What this means is that all those price cuts we keep hearing about don’t necessarily amount to a hill of beans since cloud spending encompasses so many components — bandwidth, storage, I/O. A price slice in one area may not do much overall.

And, RBC found that scaling up a workload did not necessarily decrease unit pricing of a single resource, as might be expected. That does tend to happen with object storage, where typically the cost per GB of RAM falls as the workload grows. But the price curve for other resources can be flat or even rise as the workload grows.

 “… to our surprise, many of the non-storage pricing curves are flat, meaning that unit costs (e.g., for memory or CPU) do not decline as configurations increase in size. Many vendors fall into this category, including HP(s hpq), Rackspace(s rax), Joyent, Google(s goog), CloudSigma, and Amazon(s aws). Even more surprising is the upward sloping price curve we encounter in some cases, e.g., with IBM/Softlayer, where unit costs increase for local storage and CPU for larger workloads.”

RBC said this happens when vendors “overbundle” or offer the customer a bigger overall configuration to handle the increased load. That would be fine and cost-efficient if all those resources get used but, in reality, the customer often ends up using just a part of all that extra capacity.

rbc chart 3


Robert Jenkins

Thanks for the clear outline and highlighting some of the aspects that are becoming more and more well understood for IaaS with the implications for customers!

You mention that ” to our surprise, many of the non-storage pricing curves are flat” and list CloudSigma as one of them with flat pricing however I wanted to point out that this isn’t the case! We don’t have bundled resources so there are no server definitions as such we couldn’t offer a per VM discount level which is nonsensical in a utility computing environment where resources are sold irrespective of VM size. We do offer volume discounts by resource based on aggregate account consumption. This allows customers to buy resources unbundled and be priced competitively as well.

This makes sense, ultimately we are talking about VIRTUAL machines here; who cares if you have 100 small ones or 10 big ones? The total scale in terms of resource consumption is what matters. That’s why we offer up to 42.5% volume discounts on resources.

Doing this ensures that public cloud can compete with in-house solutions as customers scale.

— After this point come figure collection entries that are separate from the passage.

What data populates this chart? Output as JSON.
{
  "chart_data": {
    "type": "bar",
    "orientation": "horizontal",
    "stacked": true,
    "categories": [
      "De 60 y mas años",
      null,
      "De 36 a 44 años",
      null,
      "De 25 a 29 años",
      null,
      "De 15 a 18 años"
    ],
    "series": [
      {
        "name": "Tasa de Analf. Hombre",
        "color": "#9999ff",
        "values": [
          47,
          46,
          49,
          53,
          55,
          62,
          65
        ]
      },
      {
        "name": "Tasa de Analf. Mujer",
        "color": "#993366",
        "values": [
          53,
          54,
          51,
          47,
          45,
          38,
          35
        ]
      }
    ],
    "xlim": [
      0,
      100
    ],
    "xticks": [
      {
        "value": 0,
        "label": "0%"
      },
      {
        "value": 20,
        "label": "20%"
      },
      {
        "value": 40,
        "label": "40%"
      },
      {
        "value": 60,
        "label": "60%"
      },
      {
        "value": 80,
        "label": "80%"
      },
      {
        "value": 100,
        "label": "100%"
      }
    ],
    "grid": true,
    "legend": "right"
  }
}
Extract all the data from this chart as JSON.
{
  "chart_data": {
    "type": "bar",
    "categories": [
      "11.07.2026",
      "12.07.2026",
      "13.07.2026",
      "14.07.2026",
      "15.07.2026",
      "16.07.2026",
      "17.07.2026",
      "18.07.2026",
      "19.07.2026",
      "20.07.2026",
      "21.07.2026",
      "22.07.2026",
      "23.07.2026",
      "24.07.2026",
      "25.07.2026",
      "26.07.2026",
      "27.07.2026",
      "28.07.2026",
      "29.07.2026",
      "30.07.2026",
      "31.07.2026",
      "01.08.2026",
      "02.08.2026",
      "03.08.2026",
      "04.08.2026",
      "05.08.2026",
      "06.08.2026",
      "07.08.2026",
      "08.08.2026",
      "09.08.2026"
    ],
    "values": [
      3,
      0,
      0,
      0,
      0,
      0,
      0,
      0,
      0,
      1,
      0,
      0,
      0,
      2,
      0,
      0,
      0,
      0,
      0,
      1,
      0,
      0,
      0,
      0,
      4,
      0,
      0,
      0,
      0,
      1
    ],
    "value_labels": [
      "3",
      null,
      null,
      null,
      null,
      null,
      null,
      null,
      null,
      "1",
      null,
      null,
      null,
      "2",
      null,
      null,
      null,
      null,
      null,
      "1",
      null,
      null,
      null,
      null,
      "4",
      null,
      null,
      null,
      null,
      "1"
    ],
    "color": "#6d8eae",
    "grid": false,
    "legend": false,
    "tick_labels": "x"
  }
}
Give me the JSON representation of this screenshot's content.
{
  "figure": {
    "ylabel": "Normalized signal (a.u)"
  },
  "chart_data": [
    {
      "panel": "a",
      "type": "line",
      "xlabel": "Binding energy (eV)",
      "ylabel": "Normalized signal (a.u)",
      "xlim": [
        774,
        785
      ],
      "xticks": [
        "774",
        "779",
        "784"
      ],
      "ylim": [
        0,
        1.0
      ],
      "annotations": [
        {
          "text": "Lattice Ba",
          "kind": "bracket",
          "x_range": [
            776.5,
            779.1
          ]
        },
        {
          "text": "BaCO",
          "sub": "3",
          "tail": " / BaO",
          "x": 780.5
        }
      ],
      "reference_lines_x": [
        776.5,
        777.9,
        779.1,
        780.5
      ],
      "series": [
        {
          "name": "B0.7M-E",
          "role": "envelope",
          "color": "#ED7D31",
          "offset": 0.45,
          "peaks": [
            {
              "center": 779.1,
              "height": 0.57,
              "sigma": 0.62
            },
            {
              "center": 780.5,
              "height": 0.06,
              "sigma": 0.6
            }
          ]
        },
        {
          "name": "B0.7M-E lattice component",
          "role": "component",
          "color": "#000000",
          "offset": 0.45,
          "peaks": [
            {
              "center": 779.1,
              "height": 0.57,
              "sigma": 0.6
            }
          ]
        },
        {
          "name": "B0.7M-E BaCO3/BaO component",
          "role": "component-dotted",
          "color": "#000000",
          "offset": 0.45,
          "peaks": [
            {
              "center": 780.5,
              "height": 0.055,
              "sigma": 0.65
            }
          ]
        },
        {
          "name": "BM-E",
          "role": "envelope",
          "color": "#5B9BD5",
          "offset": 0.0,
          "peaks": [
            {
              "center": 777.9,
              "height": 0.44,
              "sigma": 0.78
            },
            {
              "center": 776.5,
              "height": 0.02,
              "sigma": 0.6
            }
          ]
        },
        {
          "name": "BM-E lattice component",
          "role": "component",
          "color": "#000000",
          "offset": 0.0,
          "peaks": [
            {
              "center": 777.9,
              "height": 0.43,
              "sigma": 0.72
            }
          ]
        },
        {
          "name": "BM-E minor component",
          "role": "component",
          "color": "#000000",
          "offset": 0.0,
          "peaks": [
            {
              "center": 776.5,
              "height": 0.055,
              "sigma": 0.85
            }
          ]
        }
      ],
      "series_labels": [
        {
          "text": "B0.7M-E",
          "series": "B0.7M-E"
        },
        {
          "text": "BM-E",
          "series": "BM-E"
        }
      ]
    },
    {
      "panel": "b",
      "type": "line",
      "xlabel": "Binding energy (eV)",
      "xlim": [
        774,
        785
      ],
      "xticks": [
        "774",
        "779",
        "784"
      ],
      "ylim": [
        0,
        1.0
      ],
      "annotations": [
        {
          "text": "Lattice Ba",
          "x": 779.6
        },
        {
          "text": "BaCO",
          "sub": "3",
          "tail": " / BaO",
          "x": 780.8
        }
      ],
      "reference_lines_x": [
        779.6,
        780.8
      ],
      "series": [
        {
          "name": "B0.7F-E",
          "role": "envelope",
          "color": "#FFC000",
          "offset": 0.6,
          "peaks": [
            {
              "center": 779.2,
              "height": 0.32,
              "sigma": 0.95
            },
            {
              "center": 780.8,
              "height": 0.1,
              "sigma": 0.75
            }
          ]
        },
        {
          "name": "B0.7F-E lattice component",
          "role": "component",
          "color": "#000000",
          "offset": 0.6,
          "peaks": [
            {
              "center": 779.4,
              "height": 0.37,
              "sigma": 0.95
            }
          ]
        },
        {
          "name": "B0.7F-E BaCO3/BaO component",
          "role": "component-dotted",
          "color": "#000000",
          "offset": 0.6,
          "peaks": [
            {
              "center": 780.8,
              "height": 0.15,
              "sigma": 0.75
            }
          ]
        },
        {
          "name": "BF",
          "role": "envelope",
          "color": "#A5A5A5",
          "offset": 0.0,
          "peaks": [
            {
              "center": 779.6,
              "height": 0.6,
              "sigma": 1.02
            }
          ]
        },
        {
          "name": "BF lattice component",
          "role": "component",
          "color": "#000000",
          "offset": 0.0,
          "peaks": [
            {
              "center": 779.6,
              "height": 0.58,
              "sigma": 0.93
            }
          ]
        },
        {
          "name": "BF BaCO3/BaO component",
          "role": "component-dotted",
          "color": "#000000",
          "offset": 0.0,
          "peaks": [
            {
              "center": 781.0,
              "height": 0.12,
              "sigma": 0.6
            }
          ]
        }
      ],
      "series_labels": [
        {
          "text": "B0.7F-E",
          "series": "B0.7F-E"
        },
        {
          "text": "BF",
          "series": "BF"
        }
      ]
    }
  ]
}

This is combined with time discounting up to 45%. So if a customer buys the equivalent for example of five racks of computing, they’d qualify for the full volume discounts and when comparing with dedicated you’d take a two year or three year purchase period (which would be the hardware lifetime). The result in CloudSigma would be a total discount of just over 68% off regular one month subscription prices. At those levels we genuinely compete with dedicated in-house solutions.

Pete Johnson

Hi Barb,

I think “overbundle” may be my new favorite term. Kudos to the RBC folks for coming up with a word that so precisely describes the problem of cookie-cutter sized instances. I’m try to get my hands on the actual report to see if there’s more, but that last diagram doesn’t go quite far enough as it employs this t-shirt sized thinking.

While I love the idea of showing hourly equivalent costs per vCPU, what does “small”, “medium” and “large” mean here? Same for “Standard” and “High CPU”.

Someone coming from on prem who is interested in the cloud understands a need like “2 CPUs, 10 GB RAM, and 100 GB HDD” but not “small standard”. Perhaps the full report goes into this detail, but I’d much rather see a direct comparison in units of measure that the masses understand instead of just the cloud cool kids.